Everyone cross your fingers and send well wishes Roommate B’s way. He’s getting his tonsils out this afternoon and from all of the “IT’S LIKE SWALLOWING GLASS” commentary leading up to his surgery, assume he’ll be in a world of hurt. Luckily for Roommate B, his mommy has driven up from South Carolina to nurse him back to health.
There has never been a Southern mother I haven’t liked and living in the frat house I’ve met my share (shout out to momma Moss). Roommate B’s mother is no different. When I held out my hand to introduce myself on Sunday evening, she engulfed me in a giant motherly embrace and said “no, we hug.” Plus my house is going to be clean as shit, as we all need to behave ourselves with a mother around.
THE BOYS ARE COMING (and they’re Russian too!)
I will be invaded tomorrow. My brothers arrive at 6PM, Barrington at 9PM. Do you know how annoying it is to have a brother five months from the age of 21? What am I supposed to do with him?

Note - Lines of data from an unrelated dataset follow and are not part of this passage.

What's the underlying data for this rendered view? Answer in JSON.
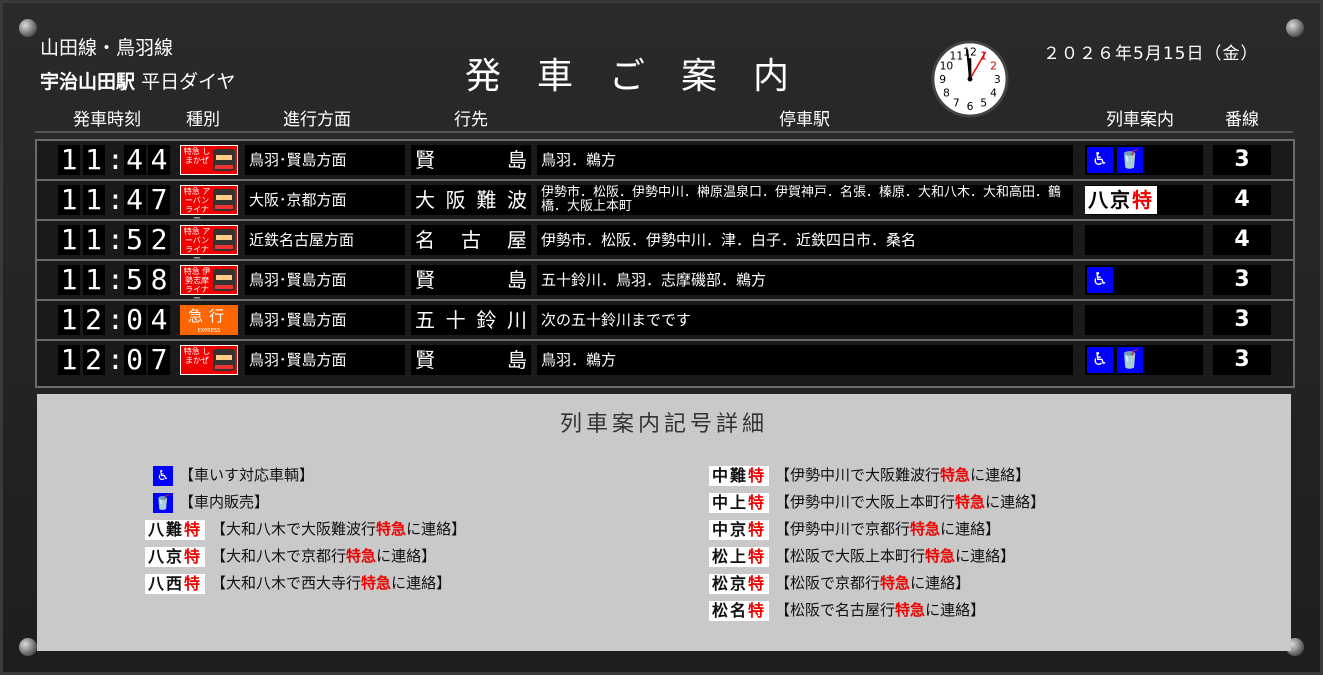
{
  "header": {
    "line_name": "山田線・鳥羽線",
    "station": "宇治山田駅",
    "schedule": "平日ダイヤ",
    "title": "発車ご案内",
    "date": "２０２６年5月15日（金）"
  },
  "columns": {
    "time": "発車時刻",
    "type": "種別",
    "direction": "進行方面",
    "destination": "行先",
    "stops": "停車駅",
    "info": "列車案内",
    "track": "番線"
  },
  "rows": [
    {
      "h1": "1",
      "h2": "1",
      "m1": "4",
      "m2": "4",
      "type_label": "特急 しまかぜ",
      "type_kind": "ltd",
      "direction": "鳥羽･賢島方面",
      "destination": "賢 島",
      "stops": "鳥羽．鵜方",
      "info": "wheelchair-icon+shop-icon",
      "track": "3"
    },
    {
      "h1": "1",
      "h2": "1",
      "m1": "4",
      "m2": "7",
      "type_label": "特急 アーバンライナー",
      "type_kind": "ltd",
      "direction": "大阪･京都方面",
      "destination": "大阪難波",
      "stops": "伊勢市．松阪．伊勢中川．榊原温泉口．伊賀神戸．名張．榛原．大和八木．大和高田．鶴橋．大阪上本町",
      "info": "八京特",
      "track": "4"
    },
    {
      "h1": "1",
      "h2": "1",
      "m1": "5",
      "m2": "2",
      "type_label": "特急 アーバンライナー",
      "type_kind": "ltd",
      "direction": "近鉄名古屋方面",
      "destination": "名古屋",
      "stops": "伊勢市．松阪．伊勢中川．津．白子．近鉄四日市．桑名",
      "info": "",
      "track": "4"
    },
    {
      "h1": "1",
      "h2": "1",
      "m1": "5",
      "m2": "8",
      "type_label": "特急 伊勢志摩ライナー",
      "type_kind": "ltd",
      "direction": "鳥羽･賢島方面",
      "destination": "賢 島",
      "stops": "五十鈴川．鳥羽．志摩磯部．鵜方",
      "info": "wheelchair-icon",
      "track": "3"
    },
    {
      "h1": "1",
      "h2": "2",
      "m1": "0",
      "m2": "4",
      "type_label": "急行",
      "type_kind": "exp",
      "direction": "鳥羽･賢島方面",
      "destination": "五十鈴川",
      "stops": "次の五十鈴川までです",
      "info": "",
      "track": "3"
    },
    {
      "h1": "1",
      "h2": "2",
      "m1": "0",
      "m2": "7",
      "type_label": "特急 しまかぜ",
      "type_kind": "ltd",
      "direction": "鳥羽･賢島方面",
      "destination": "賢 島",
      "stops": "鳥羽．鵜方",
      "info": "wheelchair-icon+shop-icon",
      "track": "3"
    }
  ],
  "legend": {
    "title": "列車案内記号詳細",
    "left": [
      {
        "icon": "wheelchair-icon",
        "glyph": "♿",
        "text": "【車いす対応車輌】"
      },
      {
        "icon": "shop-icon",
        "glyph": "🥤",
        "text": "【車内販売】"
      },
      {
        "badge": "八難",
        "text_a": "【大和八木で大阪難波行",
        "text_b": "特急",
        "text_c": "に連絡】"
      },
      {
        "badge": "八京",
        "text_a": "【大和八木で京都行",
        "text_b": "特急",
        "text_c": "に連絡】"
      },
      {
        "badge": "八西",
        "text_a": "【大和八木で西大寺行",
        "text_b": "特急",
        "text_c": "に連絡】"
      }
    ],
    "right": [
      {
        "badge": "中難",
        "text_a": "【伊勢中川で大阪難波行",
        "text_b": "特急",
        "text_c": "に連絡】"
      },
      {
        "badge": "中上",
        "text_a": "【伊勢中川で大阪上本町行",
        "text_b": "特急",
        "text_c": "に連絡】"
      },
      {
        "badge": "中京",
        "text_a": "【伊勢中川で京都行",
        "text_b": "特急",
        "text_c": "に連絡】"
      },
      {
        "badge": "松上",
        "text_a": "【松阪で大阪上本町行",
        "text_b": "特急",
        "text_c": "に連絡】"
      },
      {
        "badge": "松京",
        "text_a": "【松阪で京都行",
        "text_b": "特急",
        "text_c": "に連絡】"
      },
      {
        "badge": "松名",
        "text_a": "【松阪で名古屋行",
        "text_b": "特急",
        "text_c": "に連絡】"
      }
    ],
    "badge_suffix": "特"
  },
  "clock": {
    "hour": 11,
    "minute": 59,
    "second": 5
  },
  "colors": {
    "board": "#1e1e1e",
    "accent_red": "#ee0000",
    "icon_blue": "#0000ff",
    "express_orange": "#ff6600"
  }
}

Thanksgiving dinner has expanded to 14 people in Capitol Hill row house that’s on the smaller, yet totally adorable, side. We might have to bring back the kids table to get everyone fed. I’m looking forward to delicious food, hot apple cider spiked with rum around a fire in the backyard and the ability to roll myself to my own bed at the end of the night.
Are you in town too? Would you like to meet us for cocktails? Please let me know.
My favorite great uncle and aunt are in town from Minnesota this week and I’m looking forward to our annual Thanksgiving happy hour. Great Uncle J had part of his earlobe removed 2 years ago for medical reasons. As explanation he tells people “don’t engage in crazed sex.” In addition to having a fabulous sense of humor and the most stylish senior citizen of a wife a man could ask for, he’s also pushing 90 and still downhill skis. I’ve got good genes, yo.